Background: Polycystic liver disease (PLD) is an inherited disorder marked by progressive hepatic cyst growth. While liver function is usually preserved, severe cyst burden can cause mass effect complications, sometimes requiring liver transplantation (LT). Perioperative challenges include surgical constraints, significant bleeding, thrombosis risk, and difficult extubation due to airway compression and atelectasis.

Methods: A retrospective study was conducted using the LT database from the Liver Transplant Unit at Jackson Memorial Hospital, University of Miami, USA. Data were extracted for patients who underwent LT between January 2016 and December 2024, with follow-up until February 2025. Kaplan-Meier log-rank curves were calculated.

Results: Among 1,077 LT recipients, 18 patients (1.6%) had PLD and met the inclusion criteria. Of these, 12 (67%) were female. The median physiologic Model for End-Stage Liver Disease (MELD-Na) score at transplantation was 17 (IQR: 7–19), and the mean age at transplantation was 60 years (SD 6). All patients had concurrent autosomal dominant polycystic kidney disease (ADPKD). The median preoperative creatinine was 3.87 mg/dL (IQR: 1.31-6.67), and 8 patients (44%) required hemodialysis prior to LT. 

Regarding kidney transplantation, 1 patient was excluded due to intraoperative mortality; Among the remaining 17, 4 (23%) had undergone kidney transplantation before LT, 2 (12%) received a simultaneous liver-kidney transplant, 11 (65%) underwent kidney transplant in the days following LT. 

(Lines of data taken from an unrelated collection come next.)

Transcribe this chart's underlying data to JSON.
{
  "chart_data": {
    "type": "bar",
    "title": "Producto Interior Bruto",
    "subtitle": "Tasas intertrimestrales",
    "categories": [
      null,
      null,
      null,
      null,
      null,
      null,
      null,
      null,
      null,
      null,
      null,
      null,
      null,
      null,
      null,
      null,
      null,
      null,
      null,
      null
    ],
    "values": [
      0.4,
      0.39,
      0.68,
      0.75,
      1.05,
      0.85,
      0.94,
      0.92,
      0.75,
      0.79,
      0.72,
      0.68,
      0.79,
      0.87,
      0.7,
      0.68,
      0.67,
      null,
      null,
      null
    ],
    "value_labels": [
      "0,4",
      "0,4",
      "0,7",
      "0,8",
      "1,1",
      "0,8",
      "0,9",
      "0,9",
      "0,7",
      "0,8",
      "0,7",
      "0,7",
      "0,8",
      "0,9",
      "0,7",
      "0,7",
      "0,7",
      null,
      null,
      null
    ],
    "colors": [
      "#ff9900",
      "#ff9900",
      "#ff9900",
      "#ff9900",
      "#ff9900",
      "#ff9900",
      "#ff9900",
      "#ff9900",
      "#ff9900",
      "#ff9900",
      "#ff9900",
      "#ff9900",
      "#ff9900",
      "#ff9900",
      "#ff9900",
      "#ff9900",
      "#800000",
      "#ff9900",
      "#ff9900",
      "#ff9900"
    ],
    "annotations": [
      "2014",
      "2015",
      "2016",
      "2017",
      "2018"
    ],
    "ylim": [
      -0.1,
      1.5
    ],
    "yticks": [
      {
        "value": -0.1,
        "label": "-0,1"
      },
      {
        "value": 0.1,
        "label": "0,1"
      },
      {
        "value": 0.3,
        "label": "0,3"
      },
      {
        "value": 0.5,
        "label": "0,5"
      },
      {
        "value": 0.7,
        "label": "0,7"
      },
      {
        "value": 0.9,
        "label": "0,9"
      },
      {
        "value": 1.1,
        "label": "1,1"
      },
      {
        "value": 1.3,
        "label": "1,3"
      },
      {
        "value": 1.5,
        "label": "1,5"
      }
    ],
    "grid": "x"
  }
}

Vena cava preservation (piggyback technique) was used in 83% of cases. The median operative time was 4.81 hours (range: 2.35–9.57), and the mean liver explant weight was 4,623 g (range:562–9,954). Estimated blood loss was 2.5 L (IQR: 1.37–12.25), with massive transfusion (≥10 units of PRBCs within 24 hours) required in 50% of cases. Prophylactic heparin of 30 units/kg was administered prior to portal clamping in 78% of patients. Intraoperative cardiac thrombosis occurred in 5 patients (28%) with 4 out of 5 not receiving prophylactic heparin.  The events occurred during dissection (1), anhepatic (1) and after portal reperfusion (3). The one patient who received prophylactic heparin, experienced massive hemorrhage due to surgical complexity immediately post reperfusion, intraoperative cardiac arrest, and required AV-ECMO, resulting in intraoperative death. The median post-transplant extubation time was 21 hours (IQR: 14–58), with reintubation required in 3 patients (17%). The median intensive care unit (ICU) stay was 10 days (range: 3–227), while the median hospital stay was 14 days (range: 6–231). No patient required retransplantation. Kaplan Meier 1-year survival was 83%, while overall patient and graft survival was 68%.

Conclusions: Simultaneous liver and kidney transplantation (SLKT) is a definitive treatment for ADPKD with severe polycystic liver disease, addressing organ failure and hepatomegaly complications. Despite surgical complexity and perioperative risks, survival outcomes remain favorable, emphasizing the need for meticulous management, patient selection, and tailored surgical approaches.